Multi-Site Anomaly Detection Analysis
It is slightly more complex to reproduce the anomaly detection
analysis in this case, due to the level of summarization that is output
by the typical function. Instead of running the ssc_process
as you normally would, you will need to use an internal function to
produce the correct results.
The first step will be to run the appropriate internal function,
depending on which CDM you are using, against each of the data sources.

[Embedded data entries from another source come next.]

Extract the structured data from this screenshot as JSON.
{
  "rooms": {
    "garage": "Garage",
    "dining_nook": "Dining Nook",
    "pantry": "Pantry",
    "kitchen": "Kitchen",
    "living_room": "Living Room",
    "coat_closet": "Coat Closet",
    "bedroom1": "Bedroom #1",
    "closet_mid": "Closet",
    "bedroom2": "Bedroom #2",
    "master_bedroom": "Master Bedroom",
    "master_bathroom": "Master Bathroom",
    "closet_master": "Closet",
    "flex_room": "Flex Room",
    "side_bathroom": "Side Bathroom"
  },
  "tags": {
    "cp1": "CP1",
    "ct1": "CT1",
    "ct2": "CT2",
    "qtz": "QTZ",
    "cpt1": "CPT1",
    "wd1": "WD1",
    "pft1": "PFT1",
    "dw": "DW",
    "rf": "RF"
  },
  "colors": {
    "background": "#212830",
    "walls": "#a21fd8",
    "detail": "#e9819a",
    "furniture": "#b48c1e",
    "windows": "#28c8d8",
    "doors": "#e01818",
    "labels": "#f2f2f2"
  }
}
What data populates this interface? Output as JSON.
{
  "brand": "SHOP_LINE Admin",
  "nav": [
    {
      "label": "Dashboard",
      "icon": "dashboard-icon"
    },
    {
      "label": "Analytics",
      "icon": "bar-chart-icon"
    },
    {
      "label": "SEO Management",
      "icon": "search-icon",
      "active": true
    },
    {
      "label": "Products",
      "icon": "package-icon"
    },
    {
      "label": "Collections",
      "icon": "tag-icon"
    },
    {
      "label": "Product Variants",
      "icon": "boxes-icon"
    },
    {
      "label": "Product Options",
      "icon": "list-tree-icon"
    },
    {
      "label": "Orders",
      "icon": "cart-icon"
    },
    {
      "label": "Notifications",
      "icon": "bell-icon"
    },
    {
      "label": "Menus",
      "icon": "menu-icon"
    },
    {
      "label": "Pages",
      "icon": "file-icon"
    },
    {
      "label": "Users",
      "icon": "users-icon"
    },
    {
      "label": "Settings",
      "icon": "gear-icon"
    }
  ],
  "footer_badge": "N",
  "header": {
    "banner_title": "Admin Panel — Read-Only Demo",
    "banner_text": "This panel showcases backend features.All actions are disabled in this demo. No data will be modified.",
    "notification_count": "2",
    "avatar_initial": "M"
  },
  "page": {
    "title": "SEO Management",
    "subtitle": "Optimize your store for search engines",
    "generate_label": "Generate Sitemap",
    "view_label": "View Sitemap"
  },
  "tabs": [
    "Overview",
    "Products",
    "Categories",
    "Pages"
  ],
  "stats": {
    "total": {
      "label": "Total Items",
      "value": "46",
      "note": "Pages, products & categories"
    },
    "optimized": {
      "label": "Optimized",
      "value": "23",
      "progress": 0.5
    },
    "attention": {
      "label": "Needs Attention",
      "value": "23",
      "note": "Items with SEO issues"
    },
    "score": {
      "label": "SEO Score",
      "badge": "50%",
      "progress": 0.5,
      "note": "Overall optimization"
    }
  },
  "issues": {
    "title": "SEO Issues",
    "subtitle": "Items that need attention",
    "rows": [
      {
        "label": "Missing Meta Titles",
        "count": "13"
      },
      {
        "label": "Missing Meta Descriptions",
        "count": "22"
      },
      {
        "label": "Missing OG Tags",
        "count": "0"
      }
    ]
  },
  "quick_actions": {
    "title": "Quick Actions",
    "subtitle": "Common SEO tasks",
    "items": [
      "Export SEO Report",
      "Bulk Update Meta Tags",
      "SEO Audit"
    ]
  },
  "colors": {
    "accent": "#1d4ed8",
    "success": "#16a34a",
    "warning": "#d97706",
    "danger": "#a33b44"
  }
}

It intakes most of the same parameters as the primary
ssc_process function.
## For an OMOP CDM:
my_omop_table <-
sensitivityselectioncriteria:::compare_cohort_def_omop(
base_cohort = my_cohort,
alt_cohorts = list('My Alternate Cohort' = my_alt_cohort),
multi_or_single_site = 'single',
...)
## For a PCORnet CDM:
my_pcornet_table <-
sensitivityselectioncriteria:::compare_cohort_def_pcnt(
base_cohort = my_cohort,
alt_cohorts = list('My Alternate Cohort' = my_alt_cohort),
multi_or_single_site = 'single',
...)Once this function has been executed against each data source,
combine these results into a single table with the different sites
delineated in the site column.
Then, pass this combined table through the anomaly detection function
that will execute a standardized mean difference computation. If you
provided custom demographic mappings, extract the demographic labels
from this file. Otherwise, use the appropriate package-provided table
based on your data model (either ssc_omop_demographics or
ssc_pcornet_demographics).
You will also need to edit the output_function column to
reflect that this table now should be considered a Multi Site, Anomaly
Detection output.
my_final_results <-
sensitivityselectioncriteria:::compare_cohort_smd(cohort_def_output = my_combo_results,
demographic_vector =
my_demographic_table %>%
select(demographic) %>% pull()) %>%
dplyr::mutate(output_function = 'ssc_ms_anom_cs')